The 2024 DFA season was the 73rd season of the Darwin Football Association (DFA).

Queenstown won the DFA premiership for the fourth time, defeating Somerset by 13 points in the grand final.

Prior to the start of the season, the Natone Football Club withdrew because of a player shortage. It was the second time in five years that Nantone had entered recess, with the club withdrawing in 2019 before resuming in 2021.

===Ladder===

| Pos | Team | Pld | W | L | D | PF | PA | PP | Pts | Qualification |
| 1 | Queenstown (P) | 14 | 14 | 0 | 0 | 2557 | 331 | 772.5 | 56 | Finals series |
| 2 | Somerset | 14 | 12 | 2 | 0 | 1382 | 782 | 176.7 | 48 |
| 3 | Ridgley | 14 | 9 | 5 | 0 | 1342 | 1045 | 128.4 | 36 |
| 4 | Yolla | 14 | 5 | 9 | 0 | 1001 | 1308 | 76.5 | 20 |
| 5 | South Burnie | 14 | 5 | 9 | 0 | 950 | 1416 | 67.1 | 20 |
| 6 | Cuprona | 14 | 2 | 12 | 0 | 601 | 1504 | 40.0 | 8 |
| 7 | Yeoman | 14 | 2 | 12 | 0 | 572 | 2019 | 28.3 | 8 |

Source:
 Rules for classification: 1) points; 2) percentage; 3) number of points for.
 (P) Premiers; (W) Club withdrew

==King Island==

The 2024 KIFA season was the 103rd season of the King Island Football Association (KIFA).

Currie won the KIFA premiership for the 43rd time, defeating Grassy by seven points in the grand final. It was the club's first senior premiership since 2018.

===Ladder===

| Pos | Team | Pld | W | WF | D | L | PF | PA | % | Pts | Qualification |
| 1 | Currie (P) | 10 | 7 | 0 | 0 | 3 | 887 | 605 | 146.6 | 28 | Grand Final |
| 2 | Grassy | 10 | 4 | 1 | 0 | 5 | 689 | 743 | 92.7 | 20 | Semi-final |
| 3 | North | 10 | 3 | 0 | 0 | 7 | 571 | 779 | 73.3 | 12 |

==NTFA==

The 2024 NTFA season was the 29th season of the Northern Tasmanian Football Association (NTFA) senior men's competition and the 6th season of the senior women's competition.

==NWFA==
The 2024 NWFA season was the 123rd season of the North Western Football Association (NWFA).

Prior to the start of the season, the West Ulverstone Football Club withdrew because of a player shortage. The club had been competing in the NWFA since 2002.

==NWFL==
The 2024 NWFL season was the 38th season of the North West Football League (NWFL) senior men's competition and the 7th season of the senior women's competition.

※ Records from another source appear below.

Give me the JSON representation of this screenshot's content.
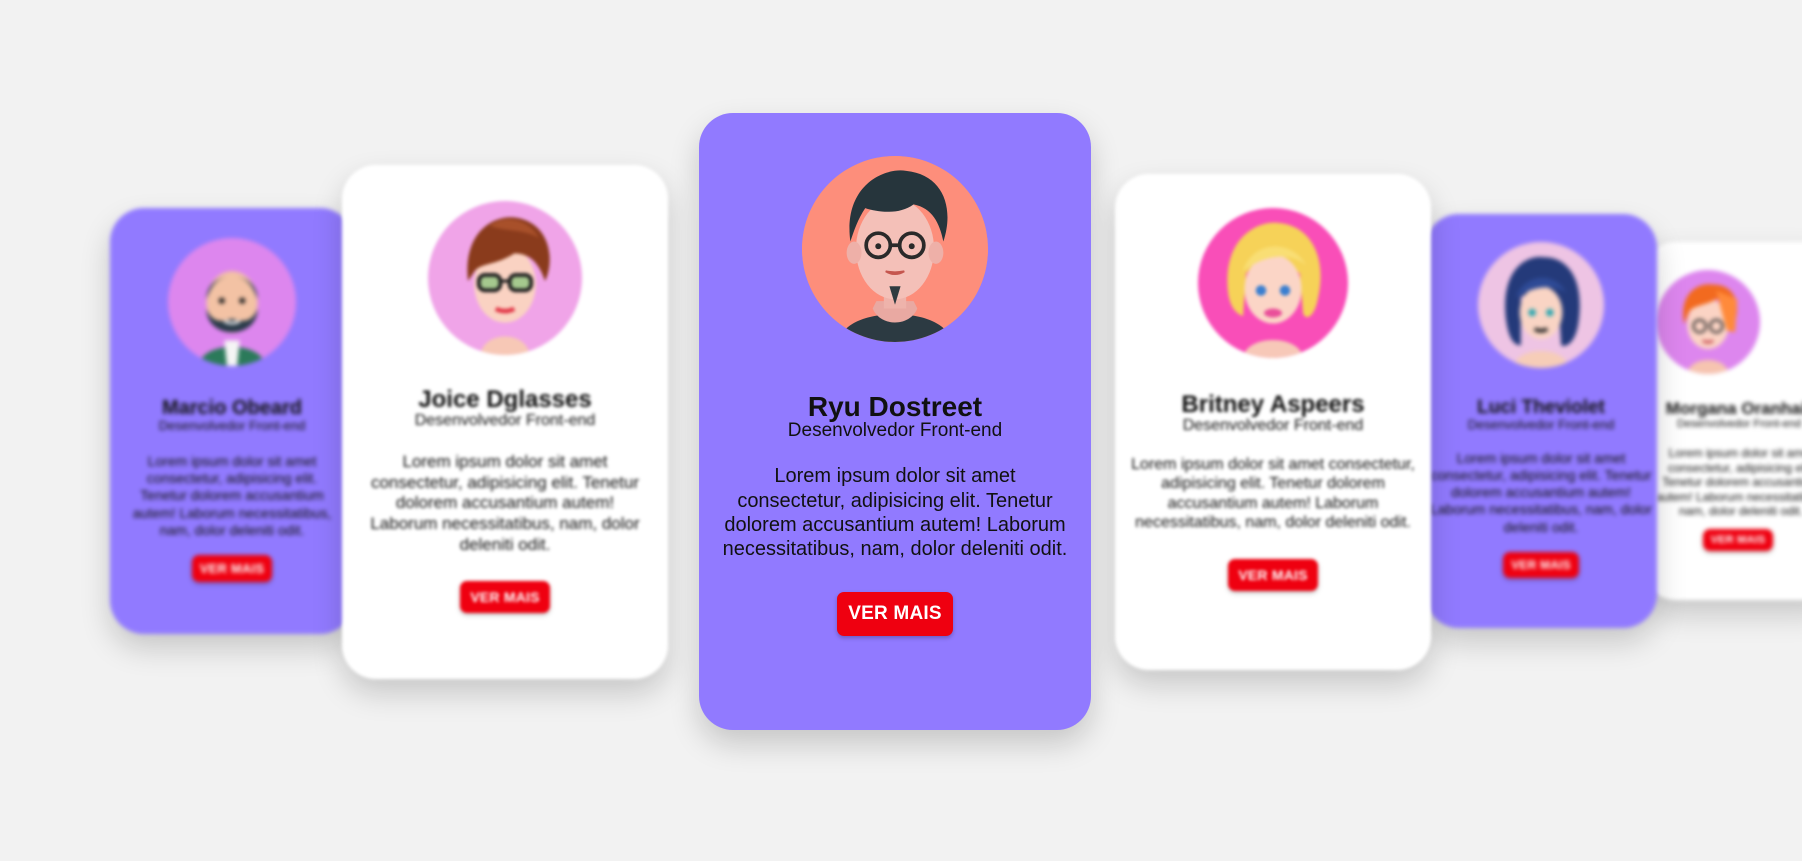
{
  "cards": [
    {
      "name": "Marcio Obeard",
      "role": "Desenvolvedor Front-end",
      "description": "Lorem ipsum dolor sit amet consectetur, adipisicing elit. Tenetur dolorem accusantium autem! Laborum necessitatibus, nam, dolor deleniti odit.",
      "button": "VER MAIS",
      "background": "#917aff",
      "avatar_color": "#dd86ee",
      "avatar_icon": "bearded-man-avatar"
    },
    {
      "name": "Joice Dglasses",
      "role": "Desenvolvedor Front-end",
      "description": "Lorem ipsum dolor sit amet consectetur, adipisicing elit. Tenetur dolorem accusantium autem! Laborum necessitatibus, nam, dolor deleniti odit.",
      "button": "VER MAIS",
      "background": "#ffffff",
      "avatar_color": "#f0a4e8",
      "avatar_icon": "woman-with-glasses-avatar"
    },
    {
      "name": "Ryu Dostreet",
      "role": "Desenvolvedor Front-end",
      "description": "Lorem ipsum dolor sit amet consectetur, adipisicing elit. Tenetur dolorem accusantium autem! Laborum necessitatibus, nam, dolor deleniti odit.",
      "button": "VER MAIS",
      "background": "#917aff",
      "avatar_color": "#fd8e7b",
      "avatar_icon": "man-with-glasses-avatar"
    },
    {
      "name": "Britney Aspeers",
      "role": "Desenvolvedor Front-end",
      "description": "Lorem ipsum dolor sit amet consectetur, adipisicing elit. Tenetur dolorem accusantium autem! Laborum necessitatibus, nam, dolor deleniti odit.",
      "button": "VER MAIS",
      "background": "#ffffff",
      "avatar_color": "#f94eb8",
      "avatar_icon": "blonde-woman-avatar"
    },
    {
      "name": "Luci Theviolet",
      "role": "Desenvolvedor Front-end",
      "description": "Lorem ipsum dolor sit amet consectetur, adipisicing elit. Tenetur dolorem accusantium autem! Laborum necessitatibus, nam, dolor deleniti odit.",
      "button": "VER MAIS",
      "background": "#917aff",
      "avatar_color": "#eec4e4",
      "avatar_icon": "blue-haired-woman-avatar"
    },
    {
      "name": "Morgana Oranhair",
      "role": "Desenvolvedor Front-end",
      "description": "Lorem ipsum dolor sit amet consectetur, adipisicing elit. Tenetur dolorem accusantium autem! Laborum necessitatibus, nam, dolor deleniti odit.",
      "button": "VER MAIS",
      "background": "#ffffff",
      "avatar_color": "#dd86ee",
      "avatar_icon": "orange-haired-woman-avatar"
    }
  ],
  "colors": {
    "page_background": "#f2f2f2",
    "accent_purple": "#917aff",
    "button_red": "#ef0010"
  }
}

Beginning this season, the reserves competition was renamed to the "NTFL development league".

==Oatlands District==

The 2024 ODFA season was the 72nd season of the Oatlands District Football Association (ODFA).

Bothwell won the ODFA premiership for the eighth time, defeating minor premiers Triabunna by ten points in the grand final.

==Old Scholars==

The 2024 OSFA season was the 38th season of the Old Scholars Football Association (OSFA).

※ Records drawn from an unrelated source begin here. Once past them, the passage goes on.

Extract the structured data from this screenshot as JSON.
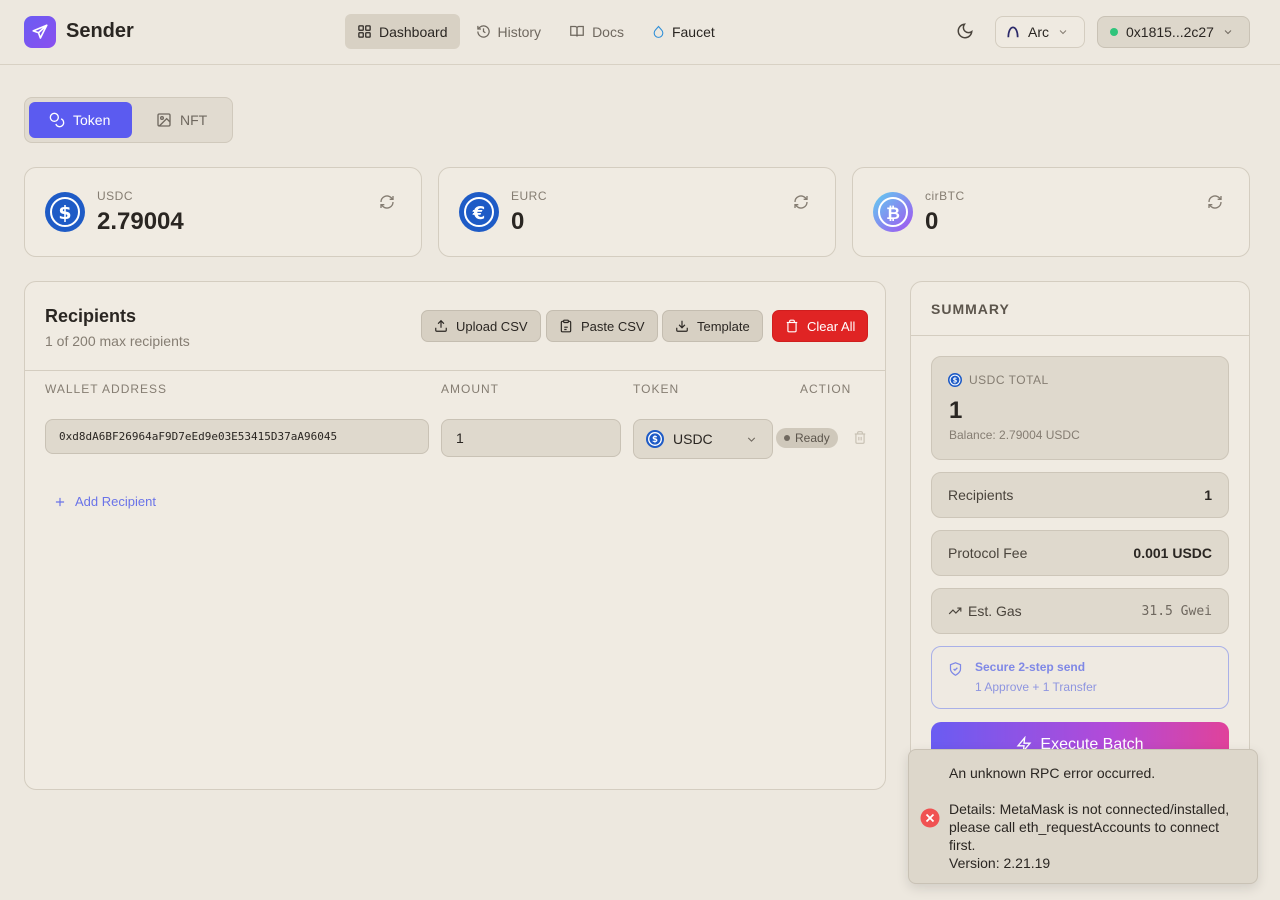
{
  "app": {
    "name": "Sender"
  },
  "nav": [
    {
      "label": "Dashboard",
      "icon": "grid-icon",
      "active": true
    },
    {
      "label": "History",
      "icon": "history-icon"
    },
    {
      "label": "Docs",
      "icon": "book-icon"
    },
    {
      "label": "Faucet",
      "icon": "droplet-icon"
    }
  ],
  "header": {
    "chain": "Arc",
    "wallet": "0x1815...2c27",
    "wallet_status_color": "#2fc47b"
  },
  "mode": {
    "token_label": "Token",
    "nft_label": "NFT",
    "active": "Token"
  },
  "balances": [
    {
      "symbol": "USDC",
      "value": "2.79004",
      "icon": "usdc-icon"
    },
    {
      "symbol": "EURC",
      "value": "0",
      "icon": "eurc-icon"
    },
    {
      "symbol": "cirBTC",
      "value": "0",
      "icon": "cirbtc-icon"
    }
  ],
  "recipients": {
    "title": "Recipients",
    "subtitle": "1 of 200 max recipients",
    "buttons": {
      "upload": "Upload CSV",
      "paste": "Paste CSV",
      "template": "Template",
      "clear": "Clear All"
    },
    "columns": {
      "address": "WALLET ADDRESS",
      "amount": "AMOUNT",
      "token": "TOKEN",
      "action": "ACTION"
    },
    "rows": [
      {
        "address": "0xd8dA6BF26964aF9D7eEd9e03E53415D37aA96045",
        "amount": "1",
        "token": "USDC",
        "status": "Ready"
      }
    ],
    "add_label": "Add Recipient"
  },
  "summary": {
    "title": "SUMMARY",
    "total_label": "USDC TOTAL",
    "total_value": "1",
    "balance_line": "Balance: 2.79004 USDC",
    "recipients_label": "Recipients",
    "recipients_value": "1",
    "fee_label": "Protocol Fee",
    "fee_value": "0.001 USDC",
    "gas_label": "Est. Gas",
    "gas_value": "31.5 Gwei",
    "secure_title": "Secure 2-step send",
    "secure_sub": "1 Approve + 1 Transfer",
    "execute_label": "Execute Batch"
  },
  "toast": {
    "message": "An unknown RPC error occurred.\n\nDetails: MetaMask is not connected/installed, please call eth_requestAccounts to connect first.\nVersion: 2.21.19"
  },
  "colors": {
    "accent": "#5b5bf0",
    "danger": "#e02424",
    "usdc": "#1e5bc6"
  }
}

The round 1 match between DOSA and Hutchins was abandoned at half time because of lighting issues at the TCA Ground.

==SFL==

The 2024 SFL season was the 29th season of the Southern Football League (SFL) senior men's competition and the 7th season of the senior women's competition.

Following the end of the 2023 season, women's Division 3 was disbanded and absorbed into the existing Division 1 and Division 2 competitions.

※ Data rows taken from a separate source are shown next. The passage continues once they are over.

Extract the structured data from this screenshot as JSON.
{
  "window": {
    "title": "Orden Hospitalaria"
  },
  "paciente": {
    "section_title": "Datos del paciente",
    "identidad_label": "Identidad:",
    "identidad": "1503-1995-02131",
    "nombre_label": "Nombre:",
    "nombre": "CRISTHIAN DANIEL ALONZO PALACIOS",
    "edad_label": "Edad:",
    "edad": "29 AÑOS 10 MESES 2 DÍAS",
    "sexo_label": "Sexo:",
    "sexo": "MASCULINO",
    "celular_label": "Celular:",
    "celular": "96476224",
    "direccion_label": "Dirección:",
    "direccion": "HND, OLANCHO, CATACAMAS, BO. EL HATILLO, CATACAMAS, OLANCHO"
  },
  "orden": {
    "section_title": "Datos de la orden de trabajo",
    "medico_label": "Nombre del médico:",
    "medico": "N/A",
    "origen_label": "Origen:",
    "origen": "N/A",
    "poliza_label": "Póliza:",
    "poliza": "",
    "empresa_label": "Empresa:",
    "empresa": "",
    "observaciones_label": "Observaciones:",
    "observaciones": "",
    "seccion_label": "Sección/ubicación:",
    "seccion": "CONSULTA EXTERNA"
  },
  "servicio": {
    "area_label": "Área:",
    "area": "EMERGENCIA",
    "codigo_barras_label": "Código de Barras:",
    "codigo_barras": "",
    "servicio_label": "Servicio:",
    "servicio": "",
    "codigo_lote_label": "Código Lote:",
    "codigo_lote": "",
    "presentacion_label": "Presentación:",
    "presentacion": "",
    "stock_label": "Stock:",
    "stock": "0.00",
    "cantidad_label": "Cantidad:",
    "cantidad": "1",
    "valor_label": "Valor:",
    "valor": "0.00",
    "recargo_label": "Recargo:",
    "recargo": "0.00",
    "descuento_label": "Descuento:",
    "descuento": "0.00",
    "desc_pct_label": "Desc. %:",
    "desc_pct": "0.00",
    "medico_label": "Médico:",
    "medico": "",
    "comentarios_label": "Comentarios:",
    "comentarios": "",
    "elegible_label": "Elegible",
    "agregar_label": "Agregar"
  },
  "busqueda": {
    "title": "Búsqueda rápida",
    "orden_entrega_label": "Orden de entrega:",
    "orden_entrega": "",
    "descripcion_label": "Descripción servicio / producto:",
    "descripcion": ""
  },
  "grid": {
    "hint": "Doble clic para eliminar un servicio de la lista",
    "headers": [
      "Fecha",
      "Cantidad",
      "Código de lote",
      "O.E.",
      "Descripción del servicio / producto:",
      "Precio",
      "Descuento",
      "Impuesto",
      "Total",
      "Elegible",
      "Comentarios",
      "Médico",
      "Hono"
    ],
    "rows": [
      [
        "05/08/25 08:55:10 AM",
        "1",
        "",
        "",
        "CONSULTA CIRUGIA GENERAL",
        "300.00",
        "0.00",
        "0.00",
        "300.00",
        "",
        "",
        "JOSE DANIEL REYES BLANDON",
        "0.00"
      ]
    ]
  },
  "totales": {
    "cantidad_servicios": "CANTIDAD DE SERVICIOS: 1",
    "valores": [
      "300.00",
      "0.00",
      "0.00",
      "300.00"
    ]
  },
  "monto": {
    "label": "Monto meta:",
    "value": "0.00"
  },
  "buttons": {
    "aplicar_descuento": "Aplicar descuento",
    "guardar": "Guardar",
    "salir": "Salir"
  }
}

Cygnet won the SFL men's premiership for the sixth time and the second year in a row, defeating Lindisfarne by 54 points in the grand final.

After only fielding a standalone team in the SFL reserves competition in 2023, the Hobart Football Club returned to the senior SFL men's competition this season. In November 2024, the SFL executive formally accepted TSL clubs , , , and into the competition for the 2025 season as part of the re-established SFL Premier League.

===Men's===
====Ladder====

| Pos | Team | Pld | W | L | D | PF | PA | PP | Pts | Qualification |
| 1 | Cygnet (P) | 16 | 15 | 1 | 0 | 2027 | 579 | 350.1 | 60 | Finals series |
| 2 | Lindisfarne | 16 | 14 | 2 | 0 | 2174 | 893 | 243.5 | 56 |
| 3 | Huonville | 16 | 11 | 5 | 0 | 1902 | 744 | 255.7 | 42 |
| 4 | Brighton | 16 | 10 | 6 | 0 | 1701 | 827 | 205.7 | 40 |
| 5 | Sorell | 16 | 9 | 7 | 0 | 1513 | 997 | 151.8 | 36 |
| 6 | New Norfolk | 16 | 6 | 10 | 0 | 1486 | 1384 | 107.4 | 24 |
| 7 | Dodges Ferry | 16 | 5 | 11 | 0 | 1307 | 1505 | 86.8 | 20 |
| 8 | Hobart | 16 | 2 | 14 | 0 | 457 | 2501 | 18.27 | 8 |
| 9 | Claremont | 16 | 0 | 16 | 0 | 321 | 3458 | 9.28 | 0 |

Source:
 Rules for classification: 1) points; 2) percentage; 3) number of points for.